Income from Other Sources — What It Includes

"Income from Other Sources" is the residual income head under the Income Tax Act — it covers everything that doesn't fall under salary, house property, business/profession, or capital gains. Key items: interest on FDs and savings accounts, dividends from shares and mutual funds, freelance and consulting income (unless declared as business), gifts received above Rs 50,000 from non-relatives, lottery and game show winnings, and interest on income tax refunds.

Savings account interest — the 80TTA deduction

Under the old tax regime, Section 80TTA allows a deduction of up to Rs 10,000 on interest earned from savings accounts in banks, co-operative societies, and post offices.
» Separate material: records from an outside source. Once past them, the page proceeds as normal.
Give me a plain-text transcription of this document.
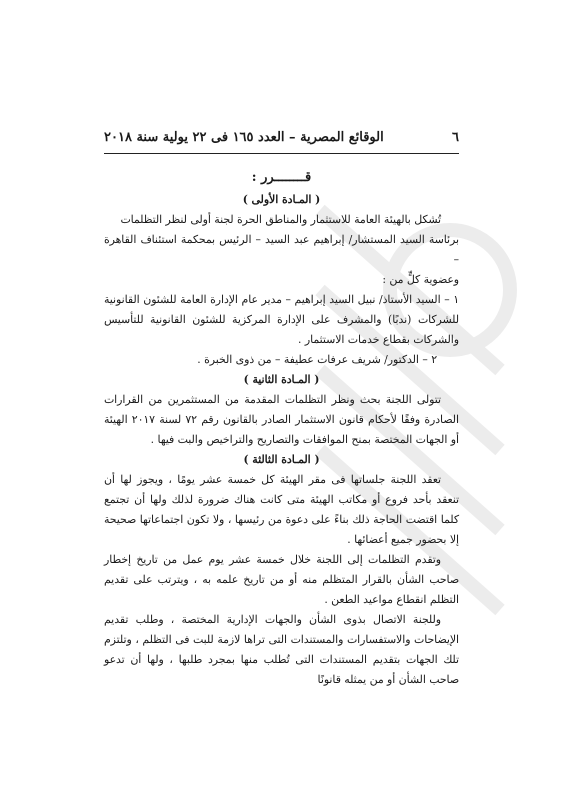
٦
الوقائع المصرية – العدد ١٦٥ فى ٢٢ يولية سنة ٢٠١٨

قــــــــرر :

( المـادة الأولى )

تُشكل بالهيئة العامة للاستثمار والمناطق الحرة لجنة أولى لنظر التظلمات

برئاسة السيد المستشار/ إبراهيم عبد السيد – الرئيس بمحكمة استئناف القاهرة –

وعضوية كلٍّ من :

١ – السيد الأستاذ/ نبيل السيد إبراهيم – مدير عام الإدارة العامة للشئون القانونية للشركات (ندبًا) والمشرف على الإدارة المركزية للشئون القانونية للتأسيس والشركات بقطاع خدمات الاستثمار .

٢ – الدكتور/ شريف عرفات عطيفة – من ذوى الخبرة .

( المـادة الثانية )

تتولى اللجنة بحث ونظر التظلمات المقدمة من المستثمرين من القرارات الصادرة وفقًا لأحكام قانون الاستثمار الصادر بالقانون رقم ٧٢ لسنة ٢٠١٧ الهيئة أو الجهات المختصة بمنح الموافقات والتصاريح والتراخيص والبت فيها .

( المـادة الثالثة )

تعقد اللجنة جلساتها فى مقر الهيئة كل خمسة عشر يومًا ، ويجوز لها أن تنعقد بأحد فروع أو مكاتب الهيئة متى كانت هناك ضرورة لذلك ولها أن تجتمع كلما اقتضت الحاجة ذلك بناءً على دعوة من رئيسها ، ولا تكون اجتماعاتها صحيحة إلا بحضور جميع أعضائها .

وتقدم التظلمات إلى اللجنة خلال خمسة عشر يوم عمل من تاريخ إخطار صاحب الشأن بالقرار المتظلم منه أو من تاريخ علمه به ، ويترتب على تقديم التظلم انقطاع مواعيد الطعن .

وللجنة الاتصال بذوى الشأن والجهات الإدارية المختصة ، وطلب تقديم الإيضاحات والاستفسارات والمستندات التى تراها لازمة للبت فى التظلم ، وتلتزم تلك الجهات بتقديم المستندات التى تُطلب منها بمجرد طلبها ، ولها أن تدعو صاحب الشأن أو من يمثله قانونًا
Senior citizens get the more generous Section 80TTB — up to Rs 50,000 on interest from all bank deposits (savings + FD + RD). Banks do not deduct TDS on savings account interest; you must declare it in your ITR.

Dividend taxation post-2020

Since FY 2020-21, dividends are taxable in the hands of shareholders at their slab rate (classical dividend taxation). Companies deduct 10% TDS on dividends above Rs 5,000 per shareholder per year. If you receive Rs 1 lakh in dividends and are in the 30% slab, you owe Rs 30,000 in tax — but only Rs 10,000 has been deducted as TDS. The remaining Rs 20,000 must be paid via advance tax or ITR payment.

Gift taxation rules

Cash gifts, property gifts, or gifts of shares/securities above Rs 50,000 received from non-relatives in a single year are taxable as income from other sources. The entire gift amount (not just the excess over Rs 50,000) is taxable. Gifts from specified relatives (spouse, siblings, parents, children, grandchildren, in-laws) are fully exempt regardless of amount. Gifts received on marriage, via inheritance, or from local authorities are also exempt.

Frequently asked questions

What comes under income from other sources?
Income from other sources is a residual category: FD and savings interest, dividends, gifts received above Rs 50,000 from non-relatives, lottery winnings, freelance income (if not business), royalties, interest on IT refund, and family pension. All are taxable at slab rate unless specifically exempt.
Is savings account interest taxable?
Yes, but Section 80TTA allows Rs 10,000 deduction on savings interest (old regime only). Interest above Rs 10,000 is taxable. Senior citizens get Rs 50,000 deduction u/s 80TTB on all bank interest (savings + FD). Banks do not deduct TDS on savings interest — you must declare it in ITR.
How are gifts taxed in India?
Cash gifts above Rs 50,000 from non-relatives are fully taxable as income from other sources. Gifts from relatives (spouse, siblings, parents, children) are fully exempt regardless of amount. Gifts received on marriage (from anyone), inheritance, and gifts from local authorities are also exempt.
How are dividends taxed after the 2020 amendment?
Post-FY 2020-21, dividends are taxable in recipient's hands at slab rate (classical taxation). Companies deduct 10% TDS on dividends above Rs 5,000 per year. If your slab is 30%, you owe an additional 20% (30% − 10% TDS) via advance tax or ITR payment.